How Can Livestream Shopping Help First-Party Data Strategy?
There is a widespread assumption — a lazy one, if you ask me — that businesses need to focus on capturing “first-party data” and they’ll be fine.
I see a number of challenges there, starting with:
1. The severe lack of data skills and knowledge
Companies don’t have the skills to capture, synthesise, and analyse the right data.
That’s why they fall into traps like the latest industry banality: “It’s all about first-party data”. This is only the case for the most sophisticated companies.
The truth is, if you are careless about how you gather and use first-party data, you’ll be in breach of the very same data privacy regulations as you were when using third-party data.
In fact, when the regulators write about the first/third-party distinction, they can barely conceal their disdain. It was invented by marketers, for marketers. Small wonder it has limited legal meaning.
To get this part right, we need what I’m calling first-party data science.
That is to say, a field that specialises in extracting value from a company’s data. These specialists should look at the brand’s complete customer journey and decide why, where, and how they can engage with customers, and what they will then do with the resulting data. Their work should influence everything from web design to content creation and customer service.

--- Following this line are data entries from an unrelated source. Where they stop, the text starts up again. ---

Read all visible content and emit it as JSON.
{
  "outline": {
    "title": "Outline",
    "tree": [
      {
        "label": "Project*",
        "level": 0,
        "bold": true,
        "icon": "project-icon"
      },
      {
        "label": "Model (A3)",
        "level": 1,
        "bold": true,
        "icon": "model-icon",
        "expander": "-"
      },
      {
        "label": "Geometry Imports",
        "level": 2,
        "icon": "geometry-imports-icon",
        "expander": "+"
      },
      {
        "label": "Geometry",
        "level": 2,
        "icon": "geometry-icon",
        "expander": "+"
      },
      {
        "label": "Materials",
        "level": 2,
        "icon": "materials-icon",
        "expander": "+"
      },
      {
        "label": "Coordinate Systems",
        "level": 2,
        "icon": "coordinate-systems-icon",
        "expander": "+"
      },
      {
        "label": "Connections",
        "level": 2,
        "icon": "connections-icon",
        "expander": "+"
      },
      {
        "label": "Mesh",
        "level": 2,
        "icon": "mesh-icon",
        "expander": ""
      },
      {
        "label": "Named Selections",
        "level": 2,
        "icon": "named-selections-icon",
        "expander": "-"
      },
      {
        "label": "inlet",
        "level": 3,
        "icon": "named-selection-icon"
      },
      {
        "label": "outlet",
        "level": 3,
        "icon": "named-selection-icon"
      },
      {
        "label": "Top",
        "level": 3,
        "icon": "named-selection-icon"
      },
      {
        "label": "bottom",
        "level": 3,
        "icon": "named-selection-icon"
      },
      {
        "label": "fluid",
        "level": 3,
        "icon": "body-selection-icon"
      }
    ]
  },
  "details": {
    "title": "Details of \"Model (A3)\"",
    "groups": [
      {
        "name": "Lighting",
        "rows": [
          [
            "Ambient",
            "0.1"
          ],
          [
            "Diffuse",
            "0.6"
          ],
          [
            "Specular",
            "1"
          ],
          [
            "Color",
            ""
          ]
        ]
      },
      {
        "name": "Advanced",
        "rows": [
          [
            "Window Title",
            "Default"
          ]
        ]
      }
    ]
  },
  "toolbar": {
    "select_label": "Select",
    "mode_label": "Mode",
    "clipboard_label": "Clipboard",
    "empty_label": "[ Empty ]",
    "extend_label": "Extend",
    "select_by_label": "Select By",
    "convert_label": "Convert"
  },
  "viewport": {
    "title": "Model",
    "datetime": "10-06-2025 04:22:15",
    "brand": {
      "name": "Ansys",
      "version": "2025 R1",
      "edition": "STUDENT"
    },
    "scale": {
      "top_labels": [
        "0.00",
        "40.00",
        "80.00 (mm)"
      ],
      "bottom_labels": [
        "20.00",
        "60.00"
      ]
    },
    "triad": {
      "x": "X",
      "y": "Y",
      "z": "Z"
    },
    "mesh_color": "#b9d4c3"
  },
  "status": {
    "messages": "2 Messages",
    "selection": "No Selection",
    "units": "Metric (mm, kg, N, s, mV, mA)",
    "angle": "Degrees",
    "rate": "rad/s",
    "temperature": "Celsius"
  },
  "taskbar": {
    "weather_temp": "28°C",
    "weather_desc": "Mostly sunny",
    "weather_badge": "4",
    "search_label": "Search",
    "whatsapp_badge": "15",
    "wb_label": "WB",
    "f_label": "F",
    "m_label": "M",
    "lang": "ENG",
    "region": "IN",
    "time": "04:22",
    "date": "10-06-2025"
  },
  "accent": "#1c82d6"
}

This is not a new idea, but its significance will only increase over time.
Unfortunately, there is a dearth of data science talent.
- 95% of employers say that the right data science and analytics skills are “very difficult” to find.
- Just 32% of organisations say they have access to adequate in-house data science talent1.
Companies should have an improved baseline knowledge in the following areas, in all departments:
- The data infrastructure
- Data privacy regulations
- Basic statistics (probability, regression, inference, etc.)